Class SparseMax

All Implemented Interfaces:
Block

public class SparseMax extends AbstractBlock
SparseMax contains a generic implementation of sparsemax function the definition of SparseMax can be referred to https://arxiv.org/pdf/1602.02068.pdf. SparseMax is a simpler implementation of sparseMax function, where we set K as a hyperParameter(default 3).

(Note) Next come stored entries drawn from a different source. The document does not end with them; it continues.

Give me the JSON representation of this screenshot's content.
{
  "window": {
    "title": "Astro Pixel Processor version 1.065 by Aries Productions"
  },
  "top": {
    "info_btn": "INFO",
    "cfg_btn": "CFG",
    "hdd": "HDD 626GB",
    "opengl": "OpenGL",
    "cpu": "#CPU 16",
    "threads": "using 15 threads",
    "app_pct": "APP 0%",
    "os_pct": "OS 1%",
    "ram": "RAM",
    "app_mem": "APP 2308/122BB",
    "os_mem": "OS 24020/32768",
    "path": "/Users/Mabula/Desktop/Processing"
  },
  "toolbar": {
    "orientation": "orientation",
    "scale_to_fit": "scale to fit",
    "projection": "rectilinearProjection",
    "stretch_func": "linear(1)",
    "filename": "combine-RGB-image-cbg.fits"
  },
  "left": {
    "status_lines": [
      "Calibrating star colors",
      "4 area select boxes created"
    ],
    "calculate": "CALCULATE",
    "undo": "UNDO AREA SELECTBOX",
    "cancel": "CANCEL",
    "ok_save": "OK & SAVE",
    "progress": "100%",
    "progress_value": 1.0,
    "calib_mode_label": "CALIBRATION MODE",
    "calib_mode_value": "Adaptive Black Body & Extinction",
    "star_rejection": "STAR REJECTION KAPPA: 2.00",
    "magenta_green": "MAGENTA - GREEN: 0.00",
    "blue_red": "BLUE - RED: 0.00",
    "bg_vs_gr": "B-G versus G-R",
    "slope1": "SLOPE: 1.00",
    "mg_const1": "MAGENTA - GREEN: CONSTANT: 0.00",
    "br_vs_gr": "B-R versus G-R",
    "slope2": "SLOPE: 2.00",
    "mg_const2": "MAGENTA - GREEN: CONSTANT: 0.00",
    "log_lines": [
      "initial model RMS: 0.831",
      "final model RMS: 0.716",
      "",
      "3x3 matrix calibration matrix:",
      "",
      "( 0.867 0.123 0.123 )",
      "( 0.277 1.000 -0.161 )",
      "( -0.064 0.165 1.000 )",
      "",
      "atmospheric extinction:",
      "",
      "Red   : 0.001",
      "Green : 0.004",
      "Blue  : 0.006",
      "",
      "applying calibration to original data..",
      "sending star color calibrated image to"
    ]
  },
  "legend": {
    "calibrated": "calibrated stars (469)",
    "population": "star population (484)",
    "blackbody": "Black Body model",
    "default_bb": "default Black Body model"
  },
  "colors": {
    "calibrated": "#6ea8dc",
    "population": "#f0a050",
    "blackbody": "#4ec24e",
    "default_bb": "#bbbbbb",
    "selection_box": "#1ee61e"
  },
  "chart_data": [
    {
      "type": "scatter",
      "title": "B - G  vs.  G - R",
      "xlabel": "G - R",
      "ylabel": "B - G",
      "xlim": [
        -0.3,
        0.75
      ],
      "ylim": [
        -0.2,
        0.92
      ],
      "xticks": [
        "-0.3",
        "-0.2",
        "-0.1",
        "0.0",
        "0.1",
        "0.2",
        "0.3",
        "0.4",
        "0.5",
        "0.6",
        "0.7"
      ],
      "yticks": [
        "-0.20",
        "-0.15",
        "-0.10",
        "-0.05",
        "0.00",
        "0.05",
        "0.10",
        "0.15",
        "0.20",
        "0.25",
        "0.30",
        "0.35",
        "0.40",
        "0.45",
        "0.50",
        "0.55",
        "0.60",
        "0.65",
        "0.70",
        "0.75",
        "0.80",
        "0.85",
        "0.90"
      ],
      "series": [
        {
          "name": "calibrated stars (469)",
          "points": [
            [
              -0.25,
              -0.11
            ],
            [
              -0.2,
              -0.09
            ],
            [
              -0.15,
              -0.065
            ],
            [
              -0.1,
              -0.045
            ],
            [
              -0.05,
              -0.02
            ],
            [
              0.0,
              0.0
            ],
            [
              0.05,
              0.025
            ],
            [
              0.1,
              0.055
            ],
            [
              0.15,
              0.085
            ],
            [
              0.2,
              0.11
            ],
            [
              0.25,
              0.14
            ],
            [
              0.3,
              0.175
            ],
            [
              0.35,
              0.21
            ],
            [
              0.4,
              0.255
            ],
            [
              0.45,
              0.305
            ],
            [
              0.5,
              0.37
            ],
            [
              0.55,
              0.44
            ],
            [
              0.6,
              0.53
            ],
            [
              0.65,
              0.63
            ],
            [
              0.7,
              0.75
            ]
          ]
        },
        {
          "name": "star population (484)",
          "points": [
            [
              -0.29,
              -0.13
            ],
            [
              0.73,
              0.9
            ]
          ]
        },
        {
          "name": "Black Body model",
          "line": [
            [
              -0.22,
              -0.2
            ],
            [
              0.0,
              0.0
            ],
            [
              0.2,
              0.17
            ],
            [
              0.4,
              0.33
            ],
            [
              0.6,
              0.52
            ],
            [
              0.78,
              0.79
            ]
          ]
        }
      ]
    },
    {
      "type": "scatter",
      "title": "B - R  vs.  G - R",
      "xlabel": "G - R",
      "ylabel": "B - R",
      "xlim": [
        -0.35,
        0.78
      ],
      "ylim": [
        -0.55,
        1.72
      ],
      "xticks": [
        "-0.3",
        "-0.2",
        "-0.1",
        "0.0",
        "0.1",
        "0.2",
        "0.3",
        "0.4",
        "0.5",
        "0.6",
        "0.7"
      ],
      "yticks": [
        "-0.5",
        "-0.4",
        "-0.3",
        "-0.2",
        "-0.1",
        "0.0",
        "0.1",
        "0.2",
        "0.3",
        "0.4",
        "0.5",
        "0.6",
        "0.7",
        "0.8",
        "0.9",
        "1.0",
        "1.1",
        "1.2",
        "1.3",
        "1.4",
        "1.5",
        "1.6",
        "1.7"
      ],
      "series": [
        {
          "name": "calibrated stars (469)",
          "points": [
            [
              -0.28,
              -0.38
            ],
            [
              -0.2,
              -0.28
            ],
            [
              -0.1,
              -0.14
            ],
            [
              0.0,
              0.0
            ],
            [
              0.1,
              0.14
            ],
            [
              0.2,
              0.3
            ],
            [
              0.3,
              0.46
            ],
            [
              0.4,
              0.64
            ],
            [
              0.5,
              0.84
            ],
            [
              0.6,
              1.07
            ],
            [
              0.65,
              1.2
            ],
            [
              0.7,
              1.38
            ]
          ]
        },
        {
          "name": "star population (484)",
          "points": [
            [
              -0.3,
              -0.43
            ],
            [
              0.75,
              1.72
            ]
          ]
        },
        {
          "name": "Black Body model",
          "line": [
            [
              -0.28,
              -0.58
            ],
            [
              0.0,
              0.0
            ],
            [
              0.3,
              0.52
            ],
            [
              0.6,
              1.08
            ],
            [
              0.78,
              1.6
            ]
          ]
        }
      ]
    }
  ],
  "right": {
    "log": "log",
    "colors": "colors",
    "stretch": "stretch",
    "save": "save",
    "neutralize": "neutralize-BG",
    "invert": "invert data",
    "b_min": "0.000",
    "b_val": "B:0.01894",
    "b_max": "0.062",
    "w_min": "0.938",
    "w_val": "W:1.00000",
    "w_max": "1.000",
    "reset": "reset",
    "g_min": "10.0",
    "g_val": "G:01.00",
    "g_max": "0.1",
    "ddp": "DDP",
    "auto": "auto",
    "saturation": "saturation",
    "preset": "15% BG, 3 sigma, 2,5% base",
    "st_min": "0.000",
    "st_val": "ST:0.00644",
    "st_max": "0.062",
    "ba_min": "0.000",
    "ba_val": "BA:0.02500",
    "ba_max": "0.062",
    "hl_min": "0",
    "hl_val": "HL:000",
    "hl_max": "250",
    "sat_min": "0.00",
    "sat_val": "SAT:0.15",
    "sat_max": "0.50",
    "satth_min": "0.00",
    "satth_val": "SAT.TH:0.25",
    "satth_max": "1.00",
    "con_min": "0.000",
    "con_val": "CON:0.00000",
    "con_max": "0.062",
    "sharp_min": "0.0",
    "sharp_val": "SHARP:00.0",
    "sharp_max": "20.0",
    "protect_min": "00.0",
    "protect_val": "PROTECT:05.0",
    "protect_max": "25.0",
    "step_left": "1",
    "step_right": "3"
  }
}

We only do softmax on those max-K data, and we set all the other value as 0.
  • Constructor Details

    • SparseMax

      public SparseMax()
      Creates a sparseMax activation function for the last axis and 3 elements.
    • SparseMax

      public SparseMax(int axis)
      Creates a sparseMax activation function along a given axis for 3 elements.
      Parameters:
      axis - the axis to do sparseMax for
    • SparseMax

      public SparseMax(int axis, int topK)
      Creates a sparseMax activation function along a given axis and number of elements.
      Parameters:
      axis - the axis to do sparseMax for
      topK - hyperParameter K
  • Method Details

    • getOutputShapes

      public Shape[] getOutputShapes(Shape[] inputShapes)
      Returns the expected output shapes of the block for the specified input shapes.
      Parameters:
      inputShapes - the shapes of the inputs
      Returns:
      the expected output shapes of the block
    • forwardInternal

      protected NDList forwardInternal(ParameterStore parameterStore, NDList inputs, boolean training, ai.djl.util.PairList<String,Object> params)
      Specified by:
      forwardInternal in class AbstractBaseBlock
      Parameters:
      parameterStore - the parameter store
      inputs - the input NDList
      training - true for a training forward pass
      params - optional parameters
      Returns:
      the output of the forward pass